📙 Tempo espetacular — quando a atenção vira produto
Resumo comentado de "A sociedade do espetáculo", capítulo 6.
Mas as pessoas na sala de jantar
São ocupadas em nascer e morrer
— Caetano Veloso e Gilberto Gil
“Nossa atenção é nossa vida”, escreveu Oliver Burkeman em Quatro mil semanas, segundo livro aqui do nosso Clube de Cultura — se você ainda não leu, aproveite.
Se acreditamos que isso é verdade, cada minuto que passamos scrollando um feed infinito, assistindo a stories que desaparecem em 24 horas ou respondendo notificações de trabalho fora do expediente não é apenas tempo perdido. É vida transferida para outra conta. (a do Zuck)
Guy Debord escreveu A sociedade do espetáculo em 1967, quando a televisão era a tela dominante. Mas suas teses sobre o “tempo espetacular” servem muito bem para descrever o que hoje chamamos de economia da atenção. O “tempo-mercadoria” de que ele fala é atenção-mercadoria, os “blocos de tempo totalmente equipados” vendidos como produto são assinaturas de streaming, os “pseudo-acontecimentos que não foram vividos” são a vida performada para redes sociais.
Atenção é tempo, tempo é vida.
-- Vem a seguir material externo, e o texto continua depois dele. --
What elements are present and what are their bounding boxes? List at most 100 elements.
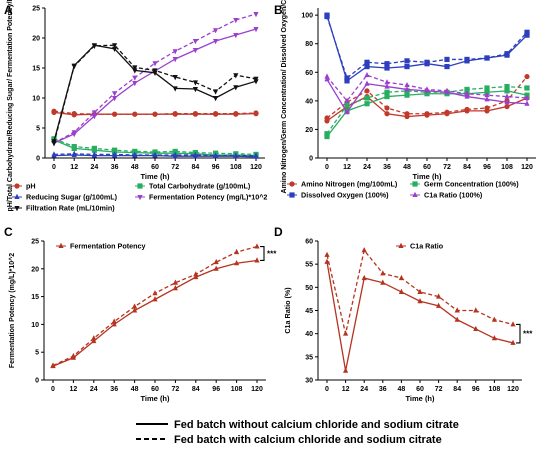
b-data-point (364, 59, 370, 65)
a-data-point (71, 64, 77, 70)
a-series-6 (51, 27, 259, 147)
c-xtick-label: 108 (231, 386, 243, 393)
c-ytick-label: 15 (31, 294, 39, 301)
a-data-point (51, 151, 57, 157)
b-ytick-label: 40 (305, 98, 313, 105)
b-data-point (484, 91, 490, 98)
b-y-axis-label: Amino Nitrogen/Germ Concentration/ Disso… (281, 0, 288, 193)
b-data-point (404, 81, 410, 88)
d-data-point (361, 274, 367, 281)
d-data-point (436, 293, 442, 299)
b-series-line (326, 16, 528, 80)
b-data-point (324, 76, 330, 82)
c-data-point (152, 296, 158, 302)
c-ytick-label: 10 (31, 322, 39, 329)
c-series-1 (50, 243, 260, 368)
d-data-point (417, 288, 423, 294)
b-legend-label: Germ Concentration (100%) (424, 180, 519, 189)
a-data-point (233, 73, 239, 79)
b-data-point (344, 78, 350, 84)
d-xtick-label: 12 (342, 386, 350, 393)
b-legend: Amino Nitrogen (mg/100mL) Germ Concentrat… (287, 180, 519, 200)
d-data-point (510, 339, 516, 345)
c-data-point (132, 307, 138, 313)
d-data-point (454, 316, 460, 322)
a-data-point (91, 114, 97, 120)
a-data-point (152, 68, 158, 74)
a-data-point (112, 96, 118, 102)
b-xtick-label: 96 (483, 164, 491, 171)
c-series-line (52, 259, 258, 367)
a-series-line (53, 44, 257, 144)
c-significance-bracket (260, 246, 265, 262)
d-ytick-label: 35 (305, 354, 313, 361)
d-data-point (436, 302, 442, 308)
c-data-point (152, 290, 158, 296)
d-data-point (324, 251, 330, 257)
d-data-point (491, 335, 497, 341)
b-data-point (464, 56, 470, 63)
a-data-point (71, 150, 77, 156)
d-xtick-label: 84 (453, 386, 461, 393)
d-ytick-label: 45 (305, 308, 313, 315)
c-data-point (70, 352, 76, 359)
a-data-point (71, 144, 77, 150)
bottom-legend-dashed-label: Fed batch with calcium chloride and sodi… (174, 434, 442, 446)
a-data-point (233, 152, 239, 158)
b-data-point (384, 111, 390, 117)
d-xtick-label: 108 (489, 386, 501, 393)
a-data-point (112, 147, 118, 153)
b-series-line (326, 14, 528, 82)
c-legend-label: Fermentation Potency (70, 242, 145, 251)
b-xtick-label: 108 (501, 164, 513, 171)
a-data-point (192, 80, 198, 86)
b-data-point (464, 90, 470, 96)
a-legend-marker (137, 195, 143, 201)
a-data-point (172, 49, 178, 55)
b-data-point (484, 105, 490, 111)
b-legend-label: Amino Nitrogen (mg/100mL) (301, 180, 398, 189)
d-data-point (380, 270, 386, 276)
a-data-point (213, 111, 219, 117)
b-legend-label: C1a Ratio (100%) (424, 191, 483, 200)
d-data-point (343, 330, 349, 336)
a-data-point (253, 152, 259, 158)
b-ytick-label: 100 (301, 13, 313, 20)
c-data-point (91, 337, 97, 344)
a-xtick-label: 96 (212, 164, 220, 171)
a-ytick-label: 5 (36, 126, 40, 133)
d-ytick-label: 60 (305, 239, 313, 246)
b-data-point (404, 63, 410, 70)
a-legend-label: Filtration Rate (mL/10min) (26, 204, 115, 213)
a-data-point (253, 27, 259, 33)
c-significance-label: *** (267, 250, 277, 259)
b-ytick-label: 80 (305, 41, 313, 48)
c-data-point (172, 279, 178, 285)
a-series-line (53, 28, 257, 144)
b-data-point (384, 93, 390, 100)
b-data-point (344, 109, 350, 115)
d-series-0 (324, 258, 516, 373)
c-ytick-label: 25 (31, 239, 39, 246)
a-data-point (192, 39, 198, 45)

Quem captura sua atenção, captura seu tempo. Quem captura seu tempo, captura sua vida. O espetáculo, para Debord, não é apenas o que aparece nas telas. É o sistema que transforma nossa existência em mercadoria consumível, um minuto de cada vez.
Debord abre o capítulo com uma citação de Baltasar Gracián: “Nada de nosso temos senão o tempo, de que gozam justamente aqueles que não têm paradeiro”. Em 1647, o filósofo espanhol já entendia que o tempo é o único recurso verdadeiramente limitado. O que mudou desde então é quem lucra com esse recurso.
Na tese 147, Debord estabelece o conceito central do capítulo:
O tempo da produção, o tempo-mercadoria, é uma acumulação infinita de espaços equivalentes. É a abstração do tempo irreversível, de que todos os segmentos devem provar ao cronômetro a sua única igualdade quantitativa. Este tempo é, em toda a sua realidade efetiva, o que ele é no seu caráter permutável. É nesta dominação social do tempo-mercadoria que “o tempo é tudo, o homem não é nada: é quando muito a carcaça do tempo”.
“O tempo é tudo, o homem não é nada”. A frase, que é de Marx, está em cada aplicativo de time-tracking, cada técnica de pomodoro, cada “ritual matinal dos CEOs de sucesso”. O que vendemos como “gestão de tempo” é, na prática, gestão de atenção. E o que chamamos de “produtividade” é, frequentemente, a arte de vender nossa atenção para quem paga mais.